We do not know how Mabel and John met, though she might have been a dancer or other sort of performer in the circus he ran with his four brothers. We do know that they married when she was 30 and he was nine years older, and that they spent most of their time travelling with the circus or on their own, and that she had a special place in her heart for Venice.
They spent only three months of each year in Sarasota, but were pillars of the community. The real-estate baron side of John dreamed of turning the city into a resort paradise, and Ca’ d’Zan overlooked his lands across the bay.
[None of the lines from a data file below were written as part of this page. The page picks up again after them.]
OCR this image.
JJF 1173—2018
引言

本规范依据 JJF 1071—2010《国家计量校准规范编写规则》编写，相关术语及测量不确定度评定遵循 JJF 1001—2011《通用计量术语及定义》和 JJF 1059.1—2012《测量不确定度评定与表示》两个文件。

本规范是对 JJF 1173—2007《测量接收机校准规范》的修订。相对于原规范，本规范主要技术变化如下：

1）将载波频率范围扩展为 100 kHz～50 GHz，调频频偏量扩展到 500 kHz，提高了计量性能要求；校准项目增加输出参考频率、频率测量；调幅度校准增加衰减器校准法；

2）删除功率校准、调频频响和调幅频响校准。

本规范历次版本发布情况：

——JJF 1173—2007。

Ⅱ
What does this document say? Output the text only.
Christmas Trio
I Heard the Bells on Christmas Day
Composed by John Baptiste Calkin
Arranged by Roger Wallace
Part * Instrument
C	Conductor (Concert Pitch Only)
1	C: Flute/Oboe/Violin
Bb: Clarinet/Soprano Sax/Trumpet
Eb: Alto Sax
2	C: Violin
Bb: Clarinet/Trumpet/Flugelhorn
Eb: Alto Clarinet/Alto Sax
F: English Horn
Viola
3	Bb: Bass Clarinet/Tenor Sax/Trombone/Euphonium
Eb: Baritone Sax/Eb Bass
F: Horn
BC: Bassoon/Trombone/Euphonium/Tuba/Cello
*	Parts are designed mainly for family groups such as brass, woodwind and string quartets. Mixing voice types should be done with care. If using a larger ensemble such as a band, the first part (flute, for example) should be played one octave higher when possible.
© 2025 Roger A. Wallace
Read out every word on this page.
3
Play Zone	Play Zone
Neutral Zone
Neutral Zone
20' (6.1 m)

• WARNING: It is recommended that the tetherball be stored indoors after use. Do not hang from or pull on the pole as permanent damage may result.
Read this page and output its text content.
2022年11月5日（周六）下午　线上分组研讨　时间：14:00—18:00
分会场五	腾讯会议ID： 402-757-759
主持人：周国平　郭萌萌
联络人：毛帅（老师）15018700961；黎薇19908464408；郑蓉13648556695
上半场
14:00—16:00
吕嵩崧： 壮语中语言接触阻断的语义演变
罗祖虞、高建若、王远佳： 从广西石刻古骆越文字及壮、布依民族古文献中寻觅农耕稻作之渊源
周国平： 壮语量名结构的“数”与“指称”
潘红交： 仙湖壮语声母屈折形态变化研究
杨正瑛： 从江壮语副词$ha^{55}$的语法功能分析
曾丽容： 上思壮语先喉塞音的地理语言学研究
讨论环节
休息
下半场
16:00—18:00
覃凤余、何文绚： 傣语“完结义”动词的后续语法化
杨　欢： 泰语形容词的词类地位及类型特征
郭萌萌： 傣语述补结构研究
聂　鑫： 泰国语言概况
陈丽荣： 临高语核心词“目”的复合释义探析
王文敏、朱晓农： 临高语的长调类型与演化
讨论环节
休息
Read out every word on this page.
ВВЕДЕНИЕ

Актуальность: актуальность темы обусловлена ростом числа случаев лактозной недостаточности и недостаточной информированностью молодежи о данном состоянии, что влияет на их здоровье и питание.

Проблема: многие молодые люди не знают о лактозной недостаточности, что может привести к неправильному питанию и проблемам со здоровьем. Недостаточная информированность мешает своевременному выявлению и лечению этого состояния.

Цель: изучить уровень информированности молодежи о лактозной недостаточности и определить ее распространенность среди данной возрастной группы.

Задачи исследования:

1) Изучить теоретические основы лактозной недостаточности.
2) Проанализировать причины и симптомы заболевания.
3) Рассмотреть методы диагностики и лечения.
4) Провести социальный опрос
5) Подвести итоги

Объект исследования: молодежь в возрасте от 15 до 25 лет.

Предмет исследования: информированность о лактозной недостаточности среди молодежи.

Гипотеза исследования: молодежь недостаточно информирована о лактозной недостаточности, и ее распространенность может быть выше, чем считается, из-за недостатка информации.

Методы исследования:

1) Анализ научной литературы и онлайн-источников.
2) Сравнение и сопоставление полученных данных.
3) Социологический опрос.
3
While the grounds are demure and park-like, the Dwight James Baum-designed mansion is exactly what one expects of a circus family. It rises several stories in tones of copper and gold, with tiles as rich as sky and water. Inside are chandeliers and murals, and technologies at the cutting edge of the mid-1920s. It is rich and on the edge of gaudy.
Shy Mabel threw grand parties in and around the 57-room home and on their boat moored just outside the breakfast-room doors. She filled the palace with treasures from auctions, and with quirky design elements, like the sketched punctuation on her bedroom ceiling and the delicately painted flowers in her bathroom cabinet.
“There is Mabel’s rose garden,” Alice says, nodding to our left. It is grand, befitting the first president of Sarasota’s garden club.
Tucked away on the other side of the path and closer to the house, Alice points again. “Mabel’s secret garden. She and John are buried there.”
It is just past a tree that has grown around a statue, trapping it like an unlucky sprite. We honour an unplanned moment of silence. “Just them? Did they have any children?”
“No,” Alice smiles. “Just them.”
Mabel died in 1929 of complications from Addison’s disease and diabetes. John engaged in a short-lived marriage sometime after, but his heart wasn’t in it. It is said he never recovered from losing the beautiful Mabel; he died in 1936 at age 70.